In this respect, patient file digitization can offer a new level of convenience by making information shareable and accessible, along with access control, authorization, and validation. Such a system paves the way for a boundaryless economy that surpasses industries, organizations, and geographies.
3. Simplify Billing and Collection
While the journey from a prospect to a patient may be seamless, everything boils down to billing and collection, as it is a significant pain point for healthcare customers. The situation turns graver as the high stakes come with the high possibility of miring the patient experience. After all, quite a lot can go wrong at this stage — from incorrect or opaque billing to the lack of clarity in making payments.
The easiest way to defuse the situation would be by leveraging an integrated software solution. It can perform various functions, from preparing a detailed and transparent itemized bill to sharing the same through text or email and even accepting online payments through various means.
It automatically issues reminders and notifications for pending payments. Such a smooth transactional process will surely elevate customer service.
4. Conduct Regular Staff Training
Your healthcare business cannot adopt a patient-first mentality if your staff fails to imbibe the same. As such, the mindset should originate from the grassroots level.
To reiterate, your customer-facing staff is the flagbearer of customer service.
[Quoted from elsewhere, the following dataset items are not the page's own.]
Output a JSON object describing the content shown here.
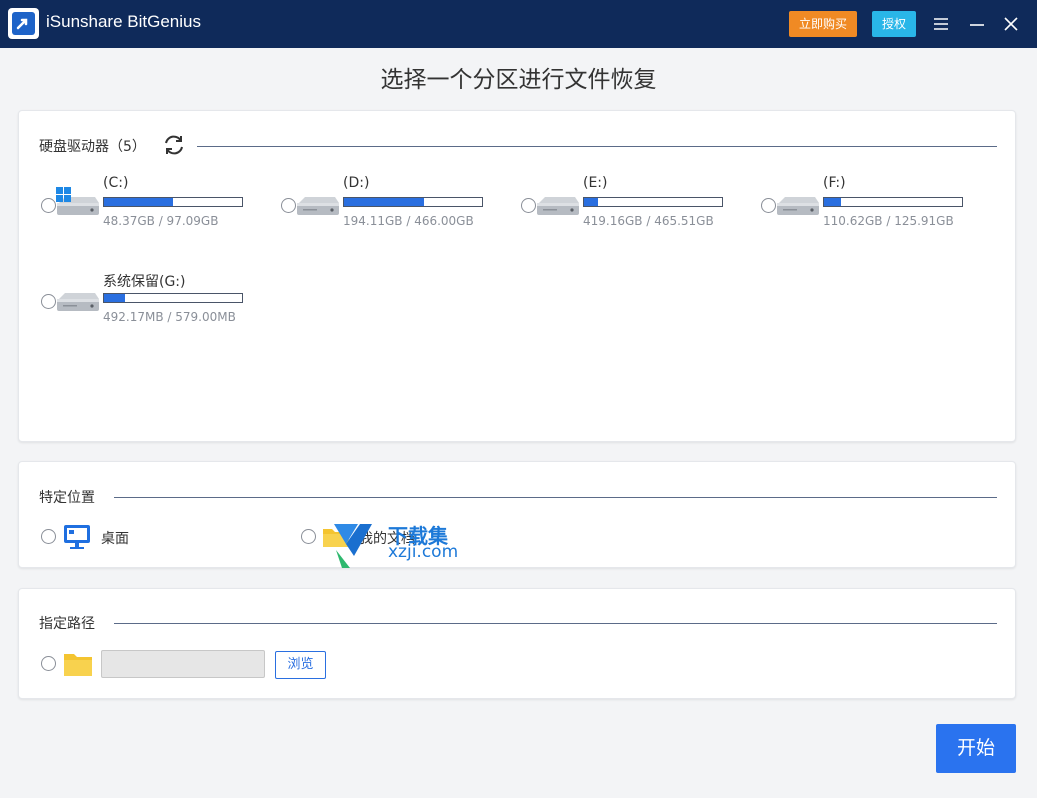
{
  "app": {
    "title": "iSunshare BitGenius",
    "buy_label": "立即购买",
    "auth_label": "授权",
    "page_title": "选择一个分区进行文件恢复",
    "accent_color": "#2a73ef",
    "titlebar_color": "#0f2a5a"
  },
  "drives_panel": {
    "heading": "硬盘驱动器（5）",
    "refresh_icon": "refresh-icon",
    "drives": [
      {
        "label": "(C:)",
        "size": "48.37GB / 97.09GB",
        "used_fraction": 0.5,
        "system": true
      },
      {
        "label": "(D:)",
        "size": "194.11GB / 466.00GB",
        "used_fraction": 0.58,
        "system": false
      },
      {
        "label": "(E:)",
        "size": "419.16GB / 465.51GB",
        "used_fraction": 0.1,
        "system": false
      },
      {
        "label": "(F:)",
        "size": "110.62GB / 125.91GB",
        "used_fraction": 0.12,
        "system": false
      },
      {
        "label": "系统保留(G:)",
        "size": "492.17MB / 579.00MB",
        "used_fraction": 0.15,
        "system": false
      }
    ]
  },
  "location_panel": {
    "heading": "特定位置",
    "items": [
      {
        "label": "桌面",
        "icon": "desktop-icon"
      },
      {
        "label": "我的文档",
        "icon": "folder-icon"
      }
    ]
  },
  "path_panel": {
    "heading": "指定路径",
    "input_value": "",
    "browse_label": "浏览"
  },
  "start_label": "开始",
  "watermark": {
    "title": "下载集",
    "url": "xzji.com"
  }
}
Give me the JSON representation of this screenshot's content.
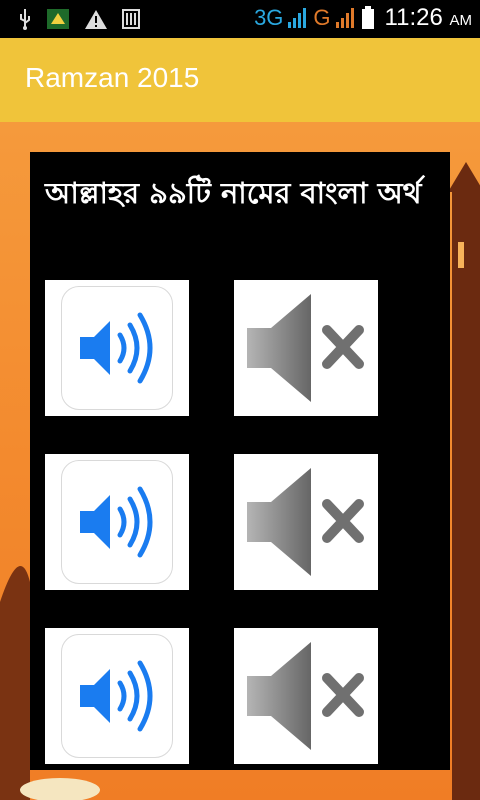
{
  "status_bar": {
    "icons": [
      "usb-icon",
      "app-notification-icon",
      "warning-icon",
      "barcode-icon"
    ],
    "network_3g": "3G",
    "network_g": "G",
    "time": "11:26",
    "ampm": "AM"
  },
  "app_bar": {
    "title": "Ramzan 2015"
  },
  "content": {
    "heading": "আল্লাহর ৯৯টি নামের বাংলা অর্থ",
    "rows": [
      {
        "play_icon": "speaker-volume-icon",
        "mute_icon": "speaker-mute-icon"
      },
      {
        "play_icon": "speaker-volume-icon",
        "mute_icon": "speaker-mute-icon"
      },
      {
        "play_icon": "speaker-volume-icon",
        "mute_icon": "speaker-mute-icon"
      }
    ]
  },
  "colors": {
    "app_bar": "#f0c43a",
    "background": "#f38a2e",
    "volume_blue": "#1a7cf0",
    "mute_gray": "#8a8a8a"
  }
}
Hence, they need to display the highest degree of empathy and compassion, especially in adverse conditions – as the case may be when one is in pain or discomfort.
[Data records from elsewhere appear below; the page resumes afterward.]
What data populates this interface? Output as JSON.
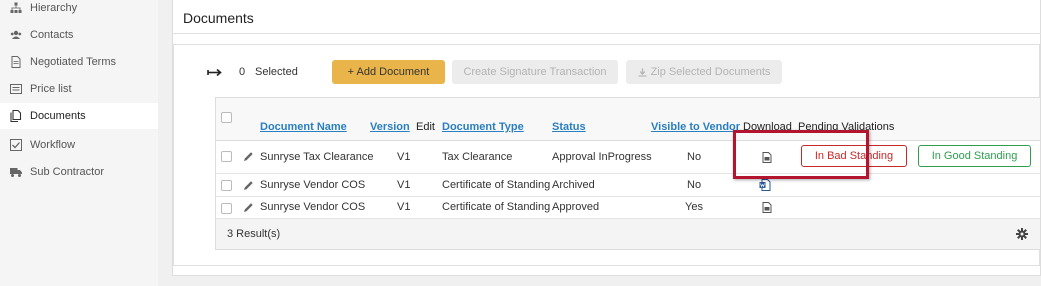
{
  "sidebar": {
    "items": [
      {
        "label": "Hierarchy",
        "icon": "hierarchy-icon"
      },
      {
        "label": "Contacts",
        "icon": "contacts-icon"
      },
      {
        "label": "Negotiated Terms",
        "icon": "document-icon"
      },
      {
        "label": "Price list",
        "icon": "list-icon"
      },
      {
        "label": "Documents",
        "icon": "documents-icon",
        "active": true
      },
      {
        "label": "Workflow",
        "icon": "checkbox-icon"
      },
      {
        "label": "Sub Contractor",
        "icon": "truck-icon"
      }
    ]
  },
  "panel": {
    "title": "Documents"
  },
  "toolbar": {
    "selected_count": "0",
    "selected_label": "Selected",
    "add_document": "+ Add Document",
    "create_signature": "Create Signature Transaction",
    "zip_selected": "Zip Selected Documents"
  },
  "table": {
    "headers": {
      "document_name": "Document Name",
      "version": "Version",
      "edit": "Edit",
      "document_type": "Document Type",
      "status": "Status",
      "visible_to_vendor": "Visible to Vendor",
      "download": "Download",
      "pending_validations": "Pending Validations"
    },
    "rows": [
      {
        "name": "Sunryse Tax Clearance",
        "version": "V1",
        "type": "Tax Clearance",
        "status": "Approval InProgress",
        "visible": "No",
        "download_icon": "file-icon"
      },
      {
        "name": "Sunryse Vendor COS",
        "version": "V1",
        "type": "Certificate of Standing",
        "status": "Archived",
        "visible": "No",
        "download_icon": "word-file-icon"
      },
      {
        "name": "Sunryse Vendor COS",
        "version": "V1",
        "type": "Certificate of Standing",
        "status": "Approved",
        "visible": "Yes",
        "download_icon": "file-icon"
      }
    ],
    "validation_buttons": {
      "bad": "In Bad Standing",
      "good": "In Good Standing"
    },
    "results": "3 Result(s)"
  },
  "colors": {
    "accent": "#e9b54b",
    "link": "#2a7fc0",
    "bad": "#c62828",
    "good": "#2e9e4e",
    "highlight": "#b3152f"
  }
}
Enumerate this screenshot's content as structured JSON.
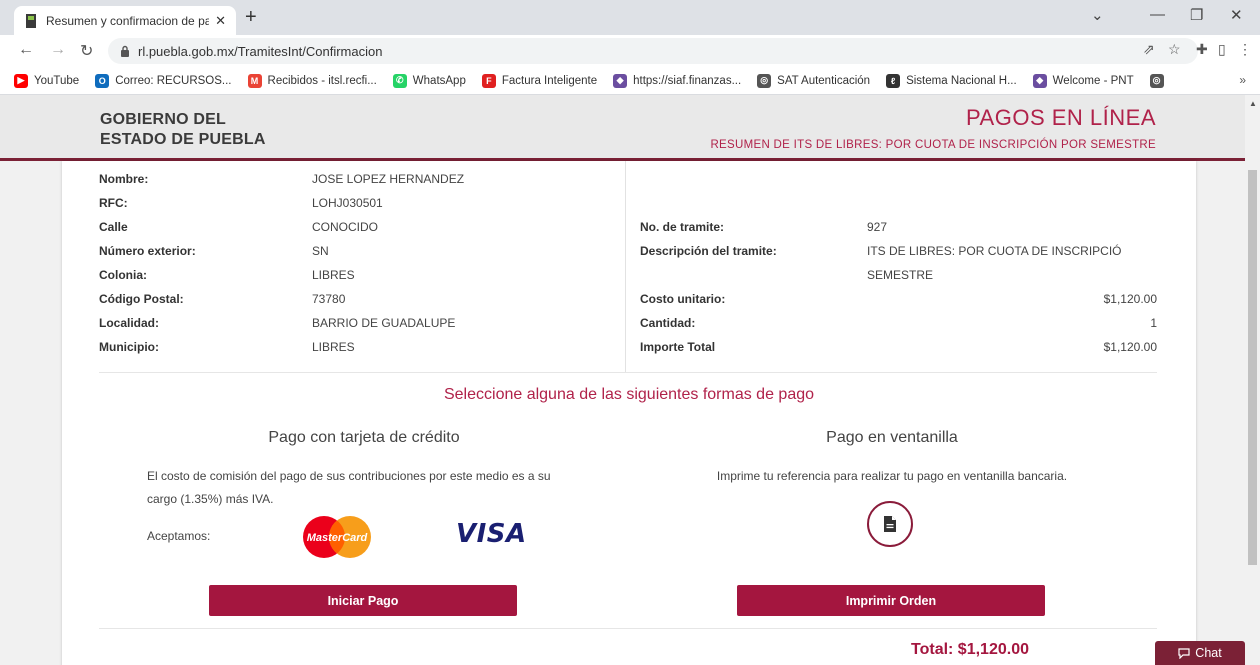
{
  "browser": {
    "tab_title": "Resumen y confirmacion de pago",
    "url": "rl.puebla.gob.mx/TramitesInt/Confirmacion",
    "bookmarks": [
      {
        "label": "YouTube",
        "icon": "youtube-icon",
        "color": "#ff0000"
      },
      {
        "label": "Correo: RECURSOS...",
        "icon": "outlook-icon",
        "color": "#0f6cbd"
      },
      {
        "label": "Recibidos - itsl.recfi...",
        "icon": "gmail-icon",
        "color": "#ea4335"
      },
      {
        "label": "WhatsApp",
        "icon": "whatsapp-icon",
        "color": "#25d366"
      },
      {
        "label": "Factura Inteligente",
        "icon": "factura-icon",
        "color": "#e02020"
      },
      {
        "label": "https://siaf.finanzas...",
        "icon": "siaf-icon",
        "color": "#6b4ea0"
      },
      {
        "label": "SAT Autenticación",
        "icon": "globe-icon",
        "color": "#555555"
      },
      {
        "label": "Sistema Nacional H...",
        "icon": "sistema-icon",
        "color": "#333333"
      },
      {
        "label": "Welcome - PNT",
        "icon": "pnt-icon",
        "color": "#6b4ea0"
      },
      {
        "label": "",
        "icon": "globe-icon",
        "color": "#555555"
      }
    ],
    "bookmarks_more": "»"
  },
  "header": {
    "gov_line1": "GOBIERNO DEL",
    "gov_line2": "ESTADO DE PUEBLA",
    "title": "PAGOS EN LÍNEA",
    "subtitle": "RESUMEN DE ITS DE LIBRES: POR CUOTA DE INSCRIPCIÓN POR SEMESTRE"
  },
  "contributor": [
    {
      "label": "Nombre:",
      "value": "JOSE LOPEZ HERNANDEZ"
    },
    {
      "label": "RFC:",
      "value": "LOHJ030501"
    },
    {
      "label": "Calle",
      "value": "CONOCIDO"
    },
    {
      "label": "Número exterior:",
      "value": "SN"
    },
    {
      "label": "Colonia:",
      "value": "LIBRES"
    },
    {
      "label": "Código Postal:",
      "value": "73780"
    },
    {
      "label": "Localidad:",
      "value": "BARRIO DE GUADALUPE"
    },
    {
      "label": "Municipio:",
      "value": "LIBRES"
    }
  ],
  "tramite": {
    "numero_label": "No. de tramite:",
    "numero": "927",
    "descripcion_label": "Descripción del tramite:",
    "descripcion_line1": "ITS DE LIBRES: POR CUOTA DE INSCRIPCIÓ",
    "descripcion_line2": "SEMESTRE",
    "costo_label": "Costo unitario:",
    "costo": "$1,120.00",
    "cantidad_label": "Cantidad:",
    "cantidad": "1",
    "importe_label": "Importe Total",
    "importe": "$1,120.00"
  },
  "payment": {
    "select_title": "Seleccione alguna de las siguientes formas de pago",
    "card_title": "Pago con tarjeta de crédito",
    "card_text_line1": "El costo de comisión del pago de sus contribuciones por este medio es a su",
    "card_text_line2": "cargo (1.35%) más IVA.",
    "accept_label": "Aceptamos:",
    "mastercard_text": "MasterCard",
    "visa_text": "VISA",
    "window_title": "Pago en ventanilla",
    "window_text": "Imprime tu referencia para realizar tu pago en ventanilla bancaria.",
    "start_button": "Iniciar Pago",
    "print_button": "Imprimir Orden",
    "total": "Total: $1,120.00"
  },
  "chat_label": "Chat",
  "colors": {
    "brand": "#a4163f",
    "brand_dark": "#7b2136",
    "accent_text": "#b0224a"
  }
}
While hiring the right people for the job can strongly address the issue, it does not offer a long-term solution. You need a regular training and sensitization program that reinforces that the patient comes first. Compliance software could help you with staff training and keeping them up-to-date on various issues.
Follow it up with a critical evaluation of your employee performance, especially in real-world conditions as they interact with patients. Observe their strengths and weaknesses so that you can help them develop their personality based on their inherent traits.
5. Follow Up and Offer After-Care Care
Patient care does not end with discharge. If anything, it is the starting point for building rapport with your customers, clinching more business, and improving turnouts since you would be offering them care even when they are outside the premises. In a way, it reassures the patient that just because they are out of sight does not mean they are out of mind. You may even think of this as post-sales customer service.
Use the help desk software to schedule follow-up visits automatically, send reminders for prescription renewal, or collect patient feedback. At the same time, you can use health apps and smart, wearable devices to monitor their vitals and remotely check in on their health without establishing direct contact. Such inputs may even shape the course of the treatment, frequency of patient visits, etc.
Making Healthcare Healthy
There is no contest that exceptional customer service lays the groundwork for business growth regardless of the industry. However, the case becomes more vital for an industry like healthcare, where a lot is at stake.
As such, players in the healthcare sector should prioritize customer service as it aids in customer acquisition, retention, advocacy, trust building, and nurturing customer relationships. Such tangible advantages put businesses on the path to sustainable growth and improvement driven by customer demands.
However, embracing customer-first principles will not be an overnight pan-organizational change and would require the active participation of everyone involved, followed by regular training. As for the rest, most of the problems can be addressed through technological interventions that neutralize stressors and infuse convenience, transparency, and reliability.